ノロウイルス -2011年1月20日掲載-

冬場に多いノロウイルスなどによる感染性胃腸炎の患者様が、今シーズンは昨年の同じ時期のおよそ4倍になっています。今回はノロウイルスの予防、症状について解説します。

まず感染経路ですが、カキやシジミなどの魚介類がノロウイルスに汚染され、それを食べることで中毒症状を引き起こします。また自分は食べていなくても、ノロウイルスに汚染された食品を食べた人の嘔吐物や糞便を介して感染することもあります。

ノロウイルスの潜伏期間は30時間程で下痢や嘔吐、吐き気、発熱の症状が現れます。熱は高くても38度台で、それ以上になることはほとんどありません。子どもの場合は嘔吐、成人は下痢が多いのが特徴です。

予防については丁寧な手洗いが第一です。調理や食事の前、トイレに行った後などには必ず行ってください。忘れがちですが、時計やブレスレットを外し手首もしっかり洗いましょう。石鹸にはノロウイルスを直接失活させる効果はありませんが、手の脂肪等を落とすことで、ウイルスを手指から剥がれやすくします。

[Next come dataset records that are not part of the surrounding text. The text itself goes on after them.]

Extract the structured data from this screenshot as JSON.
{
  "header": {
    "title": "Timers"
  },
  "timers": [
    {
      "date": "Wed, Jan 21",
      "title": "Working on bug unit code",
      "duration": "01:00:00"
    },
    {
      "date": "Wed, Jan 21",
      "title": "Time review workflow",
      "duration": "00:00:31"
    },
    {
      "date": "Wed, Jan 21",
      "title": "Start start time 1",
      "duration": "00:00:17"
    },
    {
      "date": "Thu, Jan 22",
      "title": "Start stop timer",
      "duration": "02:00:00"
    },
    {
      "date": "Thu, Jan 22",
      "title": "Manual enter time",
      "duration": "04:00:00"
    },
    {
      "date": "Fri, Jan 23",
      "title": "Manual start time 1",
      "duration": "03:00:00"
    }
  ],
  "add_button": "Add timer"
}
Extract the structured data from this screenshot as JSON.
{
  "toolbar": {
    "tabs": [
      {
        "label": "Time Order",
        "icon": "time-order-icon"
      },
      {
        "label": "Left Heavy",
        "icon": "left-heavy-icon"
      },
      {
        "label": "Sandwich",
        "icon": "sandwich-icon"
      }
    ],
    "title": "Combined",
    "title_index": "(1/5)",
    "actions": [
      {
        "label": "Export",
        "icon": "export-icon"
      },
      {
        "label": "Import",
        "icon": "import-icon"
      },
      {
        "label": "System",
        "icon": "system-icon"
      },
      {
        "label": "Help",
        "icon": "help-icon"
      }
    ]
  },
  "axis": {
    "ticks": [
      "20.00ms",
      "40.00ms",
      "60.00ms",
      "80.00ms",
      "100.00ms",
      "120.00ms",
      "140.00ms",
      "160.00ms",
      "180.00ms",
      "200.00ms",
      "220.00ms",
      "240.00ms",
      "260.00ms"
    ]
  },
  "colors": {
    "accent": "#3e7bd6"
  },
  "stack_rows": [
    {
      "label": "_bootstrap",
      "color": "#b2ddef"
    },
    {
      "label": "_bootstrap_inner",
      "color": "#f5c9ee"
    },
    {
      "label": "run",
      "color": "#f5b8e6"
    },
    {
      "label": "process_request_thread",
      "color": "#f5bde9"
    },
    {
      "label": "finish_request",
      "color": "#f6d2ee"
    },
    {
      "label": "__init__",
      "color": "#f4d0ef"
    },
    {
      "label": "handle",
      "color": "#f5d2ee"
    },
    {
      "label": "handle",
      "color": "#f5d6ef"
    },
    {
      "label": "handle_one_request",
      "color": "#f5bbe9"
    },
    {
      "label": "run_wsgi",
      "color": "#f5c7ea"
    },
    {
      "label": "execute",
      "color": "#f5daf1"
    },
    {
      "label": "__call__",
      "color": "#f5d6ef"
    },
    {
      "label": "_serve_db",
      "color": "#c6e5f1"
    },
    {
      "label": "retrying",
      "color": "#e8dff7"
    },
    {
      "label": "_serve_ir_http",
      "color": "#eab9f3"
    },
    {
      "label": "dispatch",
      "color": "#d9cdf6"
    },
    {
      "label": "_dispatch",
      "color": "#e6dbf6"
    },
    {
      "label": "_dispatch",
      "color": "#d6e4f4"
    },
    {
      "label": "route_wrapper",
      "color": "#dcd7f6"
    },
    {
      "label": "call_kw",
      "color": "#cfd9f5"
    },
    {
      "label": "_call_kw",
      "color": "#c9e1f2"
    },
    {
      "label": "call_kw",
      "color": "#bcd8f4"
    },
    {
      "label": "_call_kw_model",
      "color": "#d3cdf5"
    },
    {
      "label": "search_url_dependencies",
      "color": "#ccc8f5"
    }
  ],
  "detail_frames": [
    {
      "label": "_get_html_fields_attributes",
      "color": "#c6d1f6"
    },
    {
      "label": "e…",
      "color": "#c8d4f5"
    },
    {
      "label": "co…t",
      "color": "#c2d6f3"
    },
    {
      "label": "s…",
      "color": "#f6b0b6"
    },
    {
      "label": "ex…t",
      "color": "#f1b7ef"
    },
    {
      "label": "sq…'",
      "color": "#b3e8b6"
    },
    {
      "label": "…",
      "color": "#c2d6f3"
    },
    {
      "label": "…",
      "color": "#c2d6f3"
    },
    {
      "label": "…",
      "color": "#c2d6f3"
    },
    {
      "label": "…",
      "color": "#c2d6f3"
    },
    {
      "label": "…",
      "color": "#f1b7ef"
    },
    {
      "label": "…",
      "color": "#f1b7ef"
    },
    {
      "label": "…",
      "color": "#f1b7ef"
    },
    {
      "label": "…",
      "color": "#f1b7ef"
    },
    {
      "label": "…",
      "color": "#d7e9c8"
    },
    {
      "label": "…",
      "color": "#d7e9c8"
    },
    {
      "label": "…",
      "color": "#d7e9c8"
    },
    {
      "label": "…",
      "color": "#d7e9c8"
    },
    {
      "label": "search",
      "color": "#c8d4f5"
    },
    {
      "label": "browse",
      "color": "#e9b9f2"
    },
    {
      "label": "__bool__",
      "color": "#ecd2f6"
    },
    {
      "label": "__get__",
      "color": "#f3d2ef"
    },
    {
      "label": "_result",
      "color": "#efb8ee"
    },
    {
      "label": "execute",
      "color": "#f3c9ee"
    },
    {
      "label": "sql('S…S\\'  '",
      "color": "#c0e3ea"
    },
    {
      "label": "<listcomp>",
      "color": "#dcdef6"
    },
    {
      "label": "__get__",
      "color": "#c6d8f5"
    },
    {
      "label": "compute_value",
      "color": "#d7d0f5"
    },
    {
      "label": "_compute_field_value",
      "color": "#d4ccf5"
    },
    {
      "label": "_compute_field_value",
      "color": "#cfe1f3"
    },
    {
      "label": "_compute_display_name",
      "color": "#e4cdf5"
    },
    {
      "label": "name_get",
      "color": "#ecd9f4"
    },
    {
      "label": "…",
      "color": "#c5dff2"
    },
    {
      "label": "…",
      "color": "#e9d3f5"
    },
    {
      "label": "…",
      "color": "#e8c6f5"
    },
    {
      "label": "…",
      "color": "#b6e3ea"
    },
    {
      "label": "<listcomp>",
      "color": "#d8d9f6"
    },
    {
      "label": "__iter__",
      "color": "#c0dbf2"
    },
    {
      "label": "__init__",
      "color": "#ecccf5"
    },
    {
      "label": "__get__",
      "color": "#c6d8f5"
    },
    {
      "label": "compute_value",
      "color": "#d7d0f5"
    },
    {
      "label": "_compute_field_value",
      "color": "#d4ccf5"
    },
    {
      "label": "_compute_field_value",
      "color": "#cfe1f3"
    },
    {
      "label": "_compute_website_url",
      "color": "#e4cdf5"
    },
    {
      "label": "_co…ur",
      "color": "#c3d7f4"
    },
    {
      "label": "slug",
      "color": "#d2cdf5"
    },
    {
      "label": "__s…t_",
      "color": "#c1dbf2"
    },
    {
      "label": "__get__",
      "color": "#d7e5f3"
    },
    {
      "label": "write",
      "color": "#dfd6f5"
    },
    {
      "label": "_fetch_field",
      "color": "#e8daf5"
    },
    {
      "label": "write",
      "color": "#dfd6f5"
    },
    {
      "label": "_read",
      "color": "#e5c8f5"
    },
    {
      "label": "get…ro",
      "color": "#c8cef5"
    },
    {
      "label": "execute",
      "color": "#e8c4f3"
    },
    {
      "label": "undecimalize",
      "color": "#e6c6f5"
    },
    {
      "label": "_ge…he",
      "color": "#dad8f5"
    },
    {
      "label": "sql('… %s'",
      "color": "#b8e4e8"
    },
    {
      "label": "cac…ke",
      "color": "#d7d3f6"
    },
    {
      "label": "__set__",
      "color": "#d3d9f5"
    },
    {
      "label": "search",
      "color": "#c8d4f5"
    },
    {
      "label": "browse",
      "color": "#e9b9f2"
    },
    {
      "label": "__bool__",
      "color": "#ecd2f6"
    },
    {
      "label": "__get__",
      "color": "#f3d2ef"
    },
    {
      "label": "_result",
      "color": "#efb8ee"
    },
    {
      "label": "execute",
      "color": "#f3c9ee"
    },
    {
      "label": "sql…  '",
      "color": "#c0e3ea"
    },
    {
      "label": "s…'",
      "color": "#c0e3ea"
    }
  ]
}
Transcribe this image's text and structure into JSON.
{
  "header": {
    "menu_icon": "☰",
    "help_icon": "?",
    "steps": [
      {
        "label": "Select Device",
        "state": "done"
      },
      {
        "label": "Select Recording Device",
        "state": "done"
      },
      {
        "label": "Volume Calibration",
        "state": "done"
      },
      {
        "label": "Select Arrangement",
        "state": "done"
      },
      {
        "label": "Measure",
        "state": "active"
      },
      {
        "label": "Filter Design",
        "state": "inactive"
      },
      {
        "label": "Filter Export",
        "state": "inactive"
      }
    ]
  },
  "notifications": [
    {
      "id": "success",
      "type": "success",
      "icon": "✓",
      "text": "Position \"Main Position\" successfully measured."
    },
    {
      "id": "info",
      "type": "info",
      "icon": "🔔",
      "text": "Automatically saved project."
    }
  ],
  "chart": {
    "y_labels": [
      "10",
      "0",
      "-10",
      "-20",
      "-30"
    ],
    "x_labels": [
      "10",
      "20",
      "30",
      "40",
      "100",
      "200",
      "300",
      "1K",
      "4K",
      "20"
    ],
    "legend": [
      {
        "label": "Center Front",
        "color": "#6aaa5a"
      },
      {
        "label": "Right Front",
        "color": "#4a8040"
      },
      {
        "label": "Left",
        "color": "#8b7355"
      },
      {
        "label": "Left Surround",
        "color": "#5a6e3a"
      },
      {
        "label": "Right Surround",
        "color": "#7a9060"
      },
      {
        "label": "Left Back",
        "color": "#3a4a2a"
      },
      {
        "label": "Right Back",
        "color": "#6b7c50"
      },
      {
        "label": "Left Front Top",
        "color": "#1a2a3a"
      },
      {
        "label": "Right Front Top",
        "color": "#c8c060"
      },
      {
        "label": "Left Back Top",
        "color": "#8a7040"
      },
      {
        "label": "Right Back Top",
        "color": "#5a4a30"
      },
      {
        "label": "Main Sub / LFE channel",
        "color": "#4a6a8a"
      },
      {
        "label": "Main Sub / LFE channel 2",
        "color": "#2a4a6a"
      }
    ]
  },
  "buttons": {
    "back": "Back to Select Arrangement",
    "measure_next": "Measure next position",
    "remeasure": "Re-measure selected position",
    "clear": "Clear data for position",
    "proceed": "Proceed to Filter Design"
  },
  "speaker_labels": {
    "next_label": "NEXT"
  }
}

ノロウイルスは85度以上で1分以上加熱すると死滅し、60度程度では30分加熱しても生き残るので、調理の際は、食品の中心部までしっかり火を通すように注意してください。

また感染者の嘔吐物や糞便を介しての感染も多いので、嘔吐物などを片付けるときは使い捨てのマスクや手袋を使い、嘔吐物や便が付着した床やトイレ、衣類はすばやく確実に消毒してください。消毒方法は厚労省などのホームページで調べることもできますが、あらかじめ、かかりつけの薬局で相談しておかれてはいかがでしょうか。

予防にどれだけ努めても感染してしまう場合があるので、腹痛や吐き気、下痢等の症状が出た場合はすぐに受診しましょう。